SEBI order noted that the series of trades executed by Jane Street Group demonstrate a pattern which, when viewed in its totality, indicates a prima facie intent to take unfair and undue advantage of the market structure and sentiments prevailing at the time.

SEBI cited the trades of January 17, 2024 on Bank expiry day and said, citing how by manipulating the index on expiry days, large number of participants are likely to have been induced to deal in index options at artificial prices. SEBI order noted that the massive profits by Jane Street Group in index options through egregiously manipulative activities, to the detriment of other participants including many small retail traders, may well account for some part of the conclusions of SEBI’s earlier research report dated September 23, 2024. It revealed that 93% of over 1 crore individual F&O traders incurred losses during the three years from FY22 to FY24.
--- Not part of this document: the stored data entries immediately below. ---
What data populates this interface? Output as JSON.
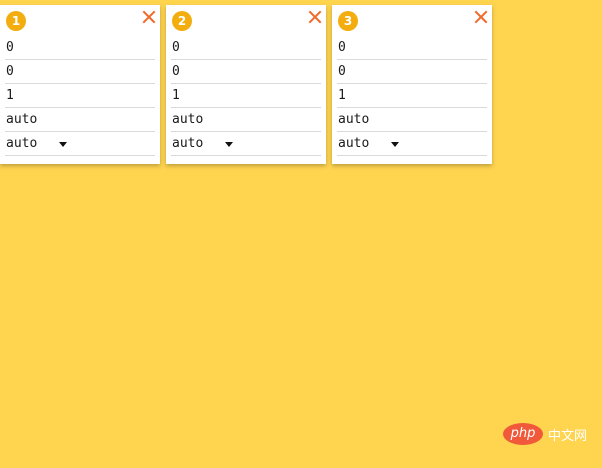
{
  "cards": [
    {
      "badge": "1",
      "close_symbol": "×",
      "fields": [
        "0",
        "0",
        "1",
        "auto"
      ],
      "select_value": "auto"
    },
    {
      "badge": "2",
      "close_symbol": "×",
      "fields": [
        "0",
        "0",
        "1",
        "auto"
      ],
      "select_value": "auto"
    },
    {
      "badge": "3",
      "close_symbol": "×",
      "fields": [
        "0",
        "0",
        "1",
        "auto"
      ],
      "select_value": "auto"
    }
  ],
  "watermark": {
    "logo_text": "php",
    "site_text": "中文网"
  },
  "colors": {
    "background": "#ffd44f",
    "badge": "#f3ad0f",
    "close": "#f06a2b",
    "card": "#ffffff"
  },
  "icons": {
    "close": "close-icon",
    "dropdown": "chevron-down-icon"
  }
}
To reduce the risk of manipulation in indices available for derivative trading, in its circular issued on May 29, SEBI set new norms. As per these norms, eligibility criteria for derivatives on non-benchmark indices will be reviewed and for such indices minimum of 14 constituents to be ensured. Also, the top constituent’s weightage should not be more than 20 percent. Combined weight of the top three constituents should not be higher than 45 per cent. All other constituents of individual weights must be lower than those of the higher-weighted constituents i.e., a descending weight structure should be followed.

On July 3, SEBI whole-time member Ananth Narayan G, passed an interim order against the Jane Street and three other group entities, alleging manipulation in the indices on expiry days. SEBI alleged that Jane Street group to misled the market by taking huge positions in cash and futures market sometimes even in falling market. And then, when market participants were under impression that it will go up, Jane Street used to create huge bearish positions in Bank Nifty and hence made profits. Such positions were created mostly on expiry days.

Though Jane Street group has disputed the SEBIs findings of the interim order.